For all countries there were big data approaches used - in 8 cases for Track 4 and 3 in Track 5 they were best. A lot of variability is observable in the results: for HR σis around 50 % and some methods are off by more than 100% on average. It seems also that for some countries March which was the month of Easter in 2016 proved slightly harder to forecast.

3.4.Tracks 6 and 7- Volume of retail trade including and excluding automotive fuel

This could be regarded as the most unstable of all tracks. Data are often revised and sometimes revisions are big.

For this track only benchmark approaches (provided by P4) were fielded. An interesting observation was that for many countries the retail trade indicator without automotive fuel (Track 7) seems significantly harder to predict compared to the indicator that includes automotive fuel (Track 6). For example the best performing approach for Track6 SI has a RRMSE of 3.1% against 8.2% for Track 7. For MT the scores are 1.3% for Track 6 vs 5.5% for Track 7.

4.Conclusions

Since the use of big data for official statistics is still a relatively new development it was expected that participation would be considerably increased if the rules of the competition allowed participation of traditional forecasting approaches. This assumption seems to have been justified by the quite low proportion of approaches actually using big data.
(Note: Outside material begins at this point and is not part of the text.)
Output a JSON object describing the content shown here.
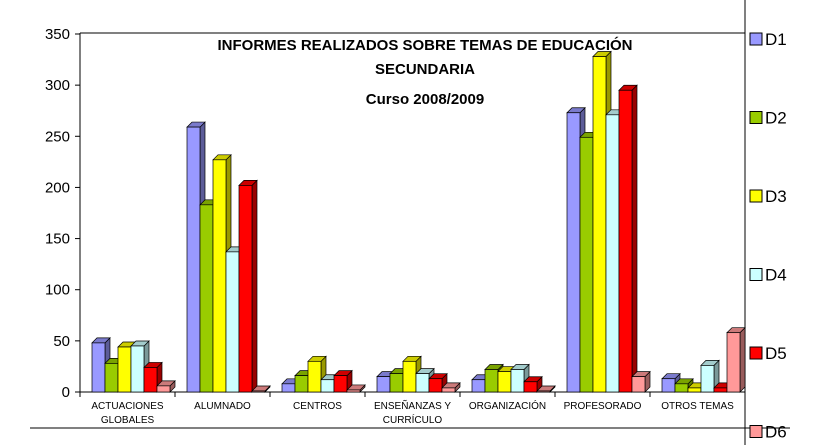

It can be further observed that big data methods have not outperformed traditional methods. This can of course be explained by the fact that macroeconomic forecasting is an established discipline with a long tradition while the introduction of big data in it is still an ongoing process.

Many technical challenges were identified in advance allowing us to be adequately prepared however many remained as explained in section 2.5. None of them proved unsurmountable though, so the competition could be carried out until the end and the main objectives were achieved.

Concerning the practical aspects of organising a competition of this kind several remarks are due here:

Attracting participants who are dedicated enough to commit to twelve months of submitting with a strict deadline is a major challenge. The five participants that BDCOMP actually managed to retain seem in this respect to be a reasonable number.
As one can observe in the results each measure can be used to consider the results from a different angle which speaks in favour of maintaining the variety in the evaluation. The fact that there is no final single winner does perhaps diminish the competitiveness aspect somewhat but this seems inevitable due the reasons described above.
From a scientific viewpoint it would have been much better to perform the evaluation against data of a more mature vintage than a first release. However this would have implied a big timing gap between the end of the competition and the evaluation. Alternatively the evaluation could have been made against the latest available release for each month. One approach could be to perform a study on revisions of the indicators one plans to include and to select appropriate vintages per indicator.
It is our belief that the official scoring and the analysis done here are only part of the insight that can be gained from this event. Since the data and a lot of the approaches are openly available they are easy to analyse further. As mentioned above one obvious possible extension would be to wait until final releases are published for all indicators for the whole 2016 – a better ground truth - and do the scoring again. Clustering the approaches according to other criteria and evaluating the performance of the clusters is another possible extension.

References

[1]Choi H., Varian H. R Predicting the Present with Google Trends, Economic Record, (2012). 88(s1), 2–9.